Na sequência da descoberta do cientista, a Lusa contactou Pedro Callapez, paleontólogo do Departamento de Ciências da Terra da Universidade de Coimbra, que, com base em imagens da descoberta, particularmente da estrutura óssea em questão, antecipou que se tratava de um osso com milhares de anos.
“O que posso dizer é que, a julgar pelas fotografias, o estado de degradação do próprio esqueleto sugere o de um indivíduo que não é mais moderno. É relativamente comum encontrar areias antigas na costa da Figueira, ao norte do Cabo Mondego, que são areias da época da última glaciação. Essas areias têm milhares de anos, às vezes dezenas de milhares de anos”, explicou o pesquisador
.“E é muito possível que tenha sido o esqueleto de uma baleia — possivelmente um cachalote, o que teria que ser confirmado — que foi enterrado há milhares de anos.

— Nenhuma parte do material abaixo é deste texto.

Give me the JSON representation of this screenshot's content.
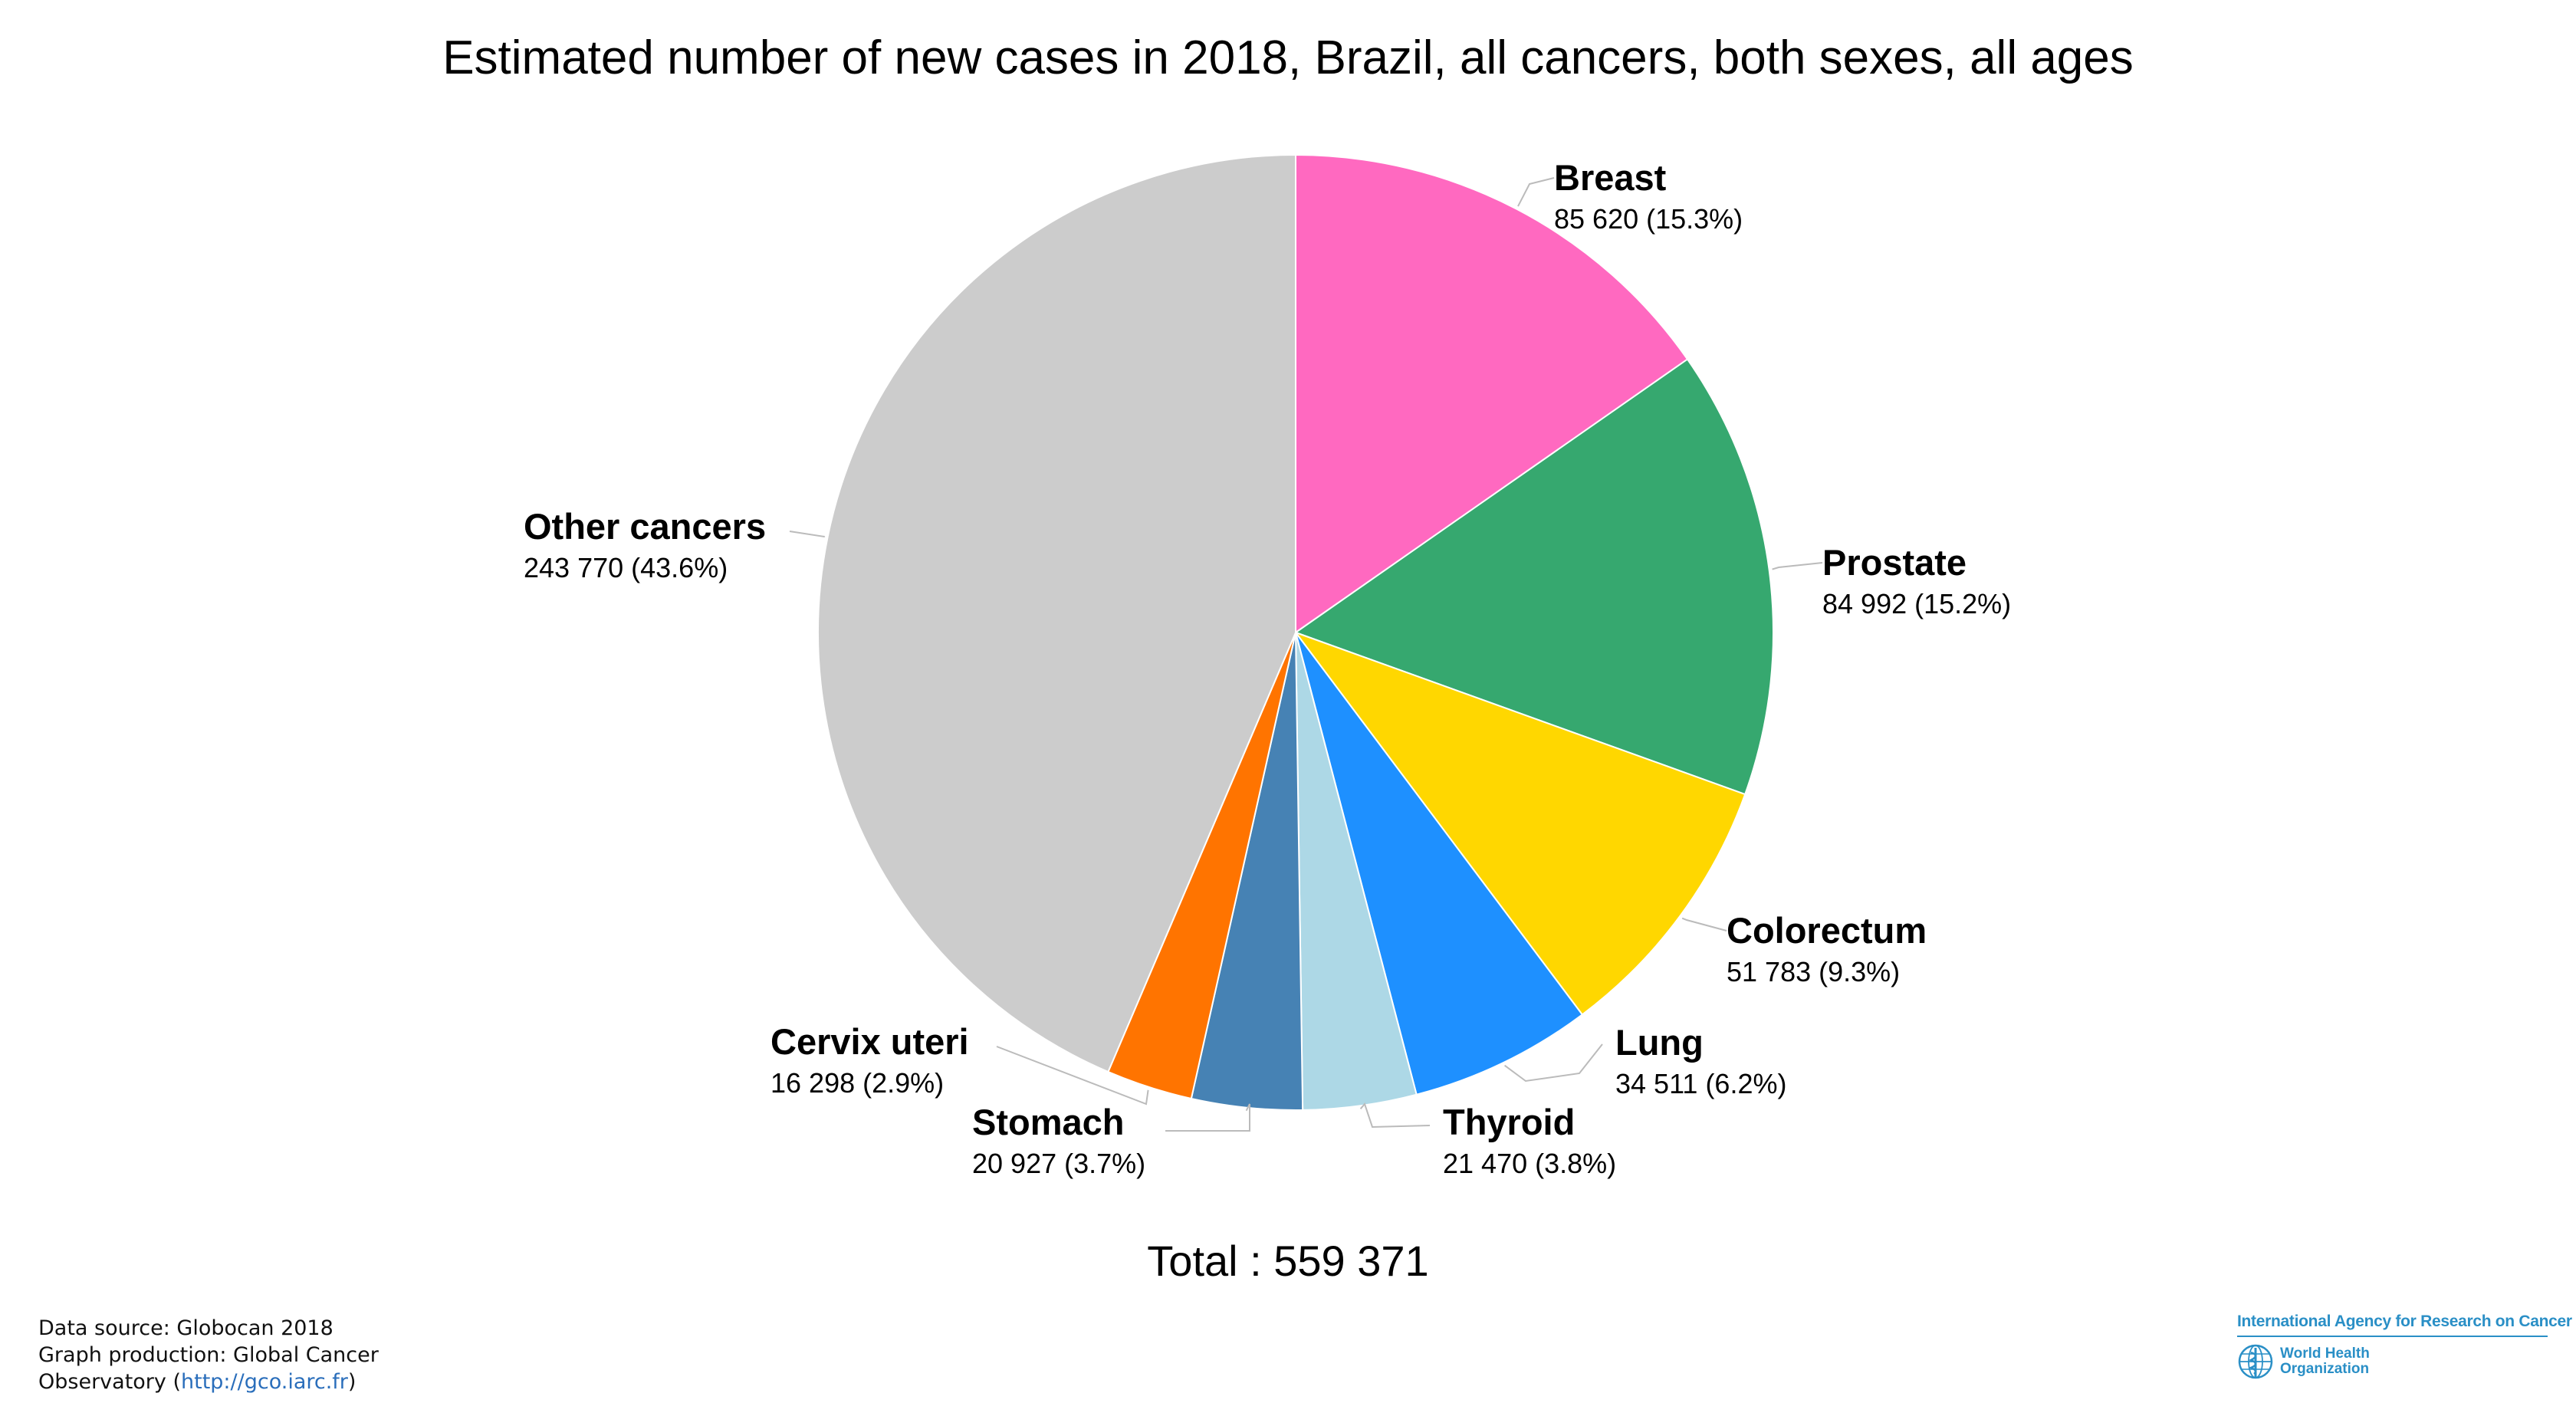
{
  "chart_data": {
    "type": "pie",
    "title": "Estimated number of new cases in 2018, Brazil, all cancers, both sexes, all ages",
    "slices": [
      {
        "name": "Breast",
        "value": 85620,
        "value_label": "85 620 (15.3%)",
        "color": "#ff69c0"
      },
      {
        "name": "Prostate",
        "value": 84992,
        "value_label": "84 992 (15.2%)",
        "color": "#36a86f"
      },
      {
        "name": "Colorectum",
        "value": 51783,
        "value_label": "51 783 (9.3%)",
        "color": "#ffd700"
      },
      {
        "name": "Lung",
        "value": 34511,
        "value_label": "34 511 (6.2%)",
        "color": "#1e90ff"
      },
      {
        "name": "Thyroid",
        "value": 21470,
        "value_label": "21 470 (3.8%)",
        "color": "#add8e6"
      },
      {
        "name": "Stomach",
        "value": 20927,
        "value_label": "20 927 (3.7%)",
        "color": "#4682b4"
      },
      {
        "name": "Cervix uteri",
        "value": 16298,
        "value_label": "16 298 (2.9%)",
        "color": "#ff7400"
      },
      {
        "name": "Other cancers",
        "value": 243770,
        "value_label": "243 770 (43.6%)",
        "color": "#cccccc"
      }
    ],
    "total_label": "Total : 559 371"
  },
  "footer": {
    "line1": "Data source: Globocan 2018",
    "line2": "Graph production: Global Cancer",
    "line3_prefix": "Observatory (",
    "line3_link": "http://gco.iarc.fr",
    "line3_suffix": ")"
  },
  "logos": {
    "agency": "International Agency for Research on Cancer",
    "who_line1": "World Health",
    "who_line2": "Organization",
    "color": "#2a8fc6"
  }
}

E é bem possível que, durante as tempestades, tenha havido uma exumação desses ossos que chegaram à costa”, observou Pedro
Callapez.Por outro lado, o especialista descartou a hipótese de que era um fóssil de dinossauro: “É bem diferente disso. Mas esses ainda são ossos com uma aparência antiga. Eu quase me atreveria a dizer que eles se parecem com ossos do Pleistoceno que, entretanto, chegaram à costa”,
acrescentou.A agência noticiosa Lusa tentou contactar o prefeito da Figueira da Foz, Pedro Santana Lopes, e funcionários do Museu Municipal Dr. Santos Rocha, mas as tentativas não tiveram sucesso.